Does Your A/B (Testing) Need to Meet C and D?
January 29, 2024
Kevin Schulman, Founder, DonorVoice and DVCanvass
What do 127,000 experiments over five years from a variety of sectors, including fundraising, tell us about what’s required to run better experiments? First, let’s define better:
- higher chance of winning and
- bigger uplift,
- which creates a multiplier for expected impact; the % chance of winning * likely uplift = expected impact.
Here’s our take on the 4-part key to better testing based on a great report from Optimizely.
- Getting beyond A/B tests to A/B/C/D etc. testing. More variants = better. Three-quarters of tests are A/B tests with an expected win rate of 10% and low lift. Going to 4 variations doubles the expected win rate and nearly doubles the expected lift, which more than triples expected impact. The reason for this isn’t just more, it’s more diverse and novel ideas. The test version in an A/B test is very likely to be low risk and design by committee with hierarchal decision making to boot (i.e. boss decides, ugghhh). More variants is an idea liberator.

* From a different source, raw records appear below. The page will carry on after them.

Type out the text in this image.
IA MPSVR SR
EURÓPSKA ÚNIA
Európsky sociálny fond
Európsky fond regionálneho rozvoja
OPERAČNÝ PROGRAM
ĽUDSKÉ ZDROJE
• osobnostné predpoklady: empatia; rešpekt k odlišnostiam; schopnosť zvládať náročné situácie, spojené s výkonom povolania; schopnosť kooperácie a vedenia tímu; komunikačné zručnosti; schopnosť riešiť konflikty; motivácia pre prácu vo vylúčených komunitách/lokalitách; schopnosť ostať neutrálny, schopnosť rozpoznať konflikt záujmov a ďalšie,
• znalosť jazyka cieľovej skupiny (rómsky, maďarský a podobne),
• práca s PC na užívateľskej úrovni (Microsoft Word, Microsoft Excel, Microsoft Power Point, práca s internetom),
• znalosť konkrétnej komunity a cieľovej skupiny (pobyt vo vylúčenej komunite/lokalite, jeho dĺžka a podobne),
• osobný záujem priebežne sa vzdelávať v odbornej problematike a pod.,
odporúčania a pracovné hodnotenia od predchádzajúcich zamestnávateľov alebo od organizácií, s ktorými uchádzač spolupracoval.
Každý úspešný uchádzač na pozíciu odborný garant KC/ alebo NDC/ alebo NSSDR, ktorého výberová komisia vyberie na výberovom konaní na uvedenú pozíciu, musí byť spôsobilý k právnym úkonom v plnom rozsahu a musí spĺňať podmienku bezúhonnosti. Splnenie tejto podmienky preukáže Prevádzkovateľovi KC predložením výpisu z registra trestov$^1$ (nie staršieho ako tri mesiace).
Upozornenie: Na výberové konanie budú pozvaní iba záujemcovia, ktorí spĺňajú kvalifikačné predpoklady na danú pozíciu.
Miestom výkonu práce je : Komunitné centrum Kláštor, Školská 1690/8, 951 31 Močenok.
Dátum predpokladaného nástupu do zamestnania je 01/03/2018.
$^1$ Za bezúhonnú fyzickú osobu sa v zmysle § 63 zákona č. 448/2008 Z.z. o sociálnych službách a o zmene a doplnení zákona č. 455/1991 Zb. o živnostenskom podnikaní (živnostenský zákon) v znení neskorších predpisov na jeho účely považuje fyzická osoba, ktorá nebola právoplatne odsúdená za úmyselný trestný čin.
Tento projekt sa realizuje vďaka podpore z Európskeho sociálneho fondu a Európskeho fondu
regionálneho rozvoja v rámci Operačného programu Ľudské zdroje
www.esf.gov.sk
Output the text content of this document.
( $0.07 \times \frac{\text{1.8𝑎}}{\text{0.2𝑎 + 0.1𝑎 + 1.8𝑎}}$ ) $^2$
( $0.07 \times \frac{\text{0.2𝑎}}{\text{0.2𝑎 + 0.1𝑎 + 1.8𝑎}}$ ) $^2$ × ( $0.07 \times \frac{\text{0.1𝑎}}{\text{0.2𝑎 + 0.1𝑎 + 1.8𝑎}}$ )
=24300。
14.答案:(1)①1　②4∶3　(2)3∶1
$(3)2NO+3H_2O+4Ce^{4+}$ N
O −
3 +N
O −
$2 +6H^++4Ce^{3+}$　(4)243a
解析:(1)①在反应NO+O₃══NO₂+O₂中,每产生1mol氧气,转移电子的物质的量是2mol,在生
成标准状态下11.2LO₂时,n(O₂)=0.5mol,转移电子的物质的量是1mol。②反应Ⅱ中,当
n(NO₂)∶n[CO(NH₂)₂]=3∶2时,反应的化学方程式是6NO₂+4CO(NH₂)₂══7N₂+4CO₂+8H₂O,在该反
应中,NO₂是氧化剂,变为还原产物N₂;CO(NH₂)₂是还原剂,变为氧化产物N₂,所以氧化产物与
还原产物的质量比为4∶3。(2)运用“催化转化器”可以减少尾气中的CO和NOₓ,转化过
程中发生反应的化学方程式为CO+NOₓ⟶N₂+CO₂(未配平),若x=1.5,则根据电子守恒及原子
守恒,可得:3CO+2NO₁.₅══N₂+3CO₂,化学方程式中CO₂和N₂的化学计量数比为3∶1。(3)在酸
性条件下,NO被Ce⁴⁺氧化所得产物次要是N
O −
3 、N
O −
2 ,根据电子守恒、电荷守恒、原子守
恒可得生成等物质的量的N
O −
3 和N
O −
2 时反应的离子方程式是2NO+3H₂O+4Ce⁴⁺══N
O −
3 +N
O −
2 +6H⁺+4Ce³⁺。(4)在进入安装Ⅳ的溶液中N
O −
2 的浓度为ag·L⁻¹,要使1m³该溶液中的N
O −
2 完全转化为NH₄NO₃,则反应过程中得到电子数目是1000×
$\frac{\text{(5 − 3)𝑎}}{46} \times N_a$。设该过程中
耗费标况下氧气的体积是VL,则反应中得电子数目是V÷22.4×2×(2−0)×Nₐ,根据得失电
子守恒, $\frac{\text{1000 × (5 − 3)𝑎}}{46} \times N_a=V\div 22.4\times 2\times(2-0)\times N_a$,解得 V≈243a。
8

- Aim higher in the funnel. Last mile testing is, by definition, on the smallest group of people. Impacting revenue per visitor is a low impact experiment as is average donation value. There is much greater impact with search rate on site and registration rate. Search rate, for instance, has an expected return almost 5x that of a revenue per visitor goal. Fish where all the fish are, which ain’t the last mile optimization.
- More complex changes. Harvard Business School ran a regression analysis to determine the test attributes influencing lift size. One of the biggest factors is the degree of coding changes for the test. Wonky but senseful. Changes to text, color, image, layout, # of fields etc. are all simple, low to no code change tests. Bigger coding changes have a bigger impact on user experience and allow for bigger, bolder test ideas. Small test = small, expected impact. Great experiments require trying large leaps in user experience because low hanging fruit dries up. There is an inter-related cultural piece here. To get bigger tests approved likely means more senior leaders getting involved and invested. Nobody needs to approve (or care about) a button color test.
- More personalization. Only about half of experiments are personalized by what is known about the user – e.g., new/returning, geolocation, source, internal segmentation. Those that personalize are 41% higher impact.
How does our sector stack up? Bottom third on win rates and remember, win rate is only half the equation that matters to impact. The other half, expected lift, is the Big 4 we just reviewed.
So how do you abide by the Big Four?
Testing more often isn’t enough and “winning” isn’t enough if your winning is A/B tests on low-end, no personalization ideas. You will always have a high failure rate, the question is how big your successes are. If small the failure can swamp out the upside.
The key from a testing guru at Amazon, “Pair complex tests with a theory. Theory and testing together can help firms unlock breakthrough performance”
Where can you get theory? Desk research, Ask a Behavioral Scientist, etc. Big wins are what matters, and it requires bigger, bolder thinking.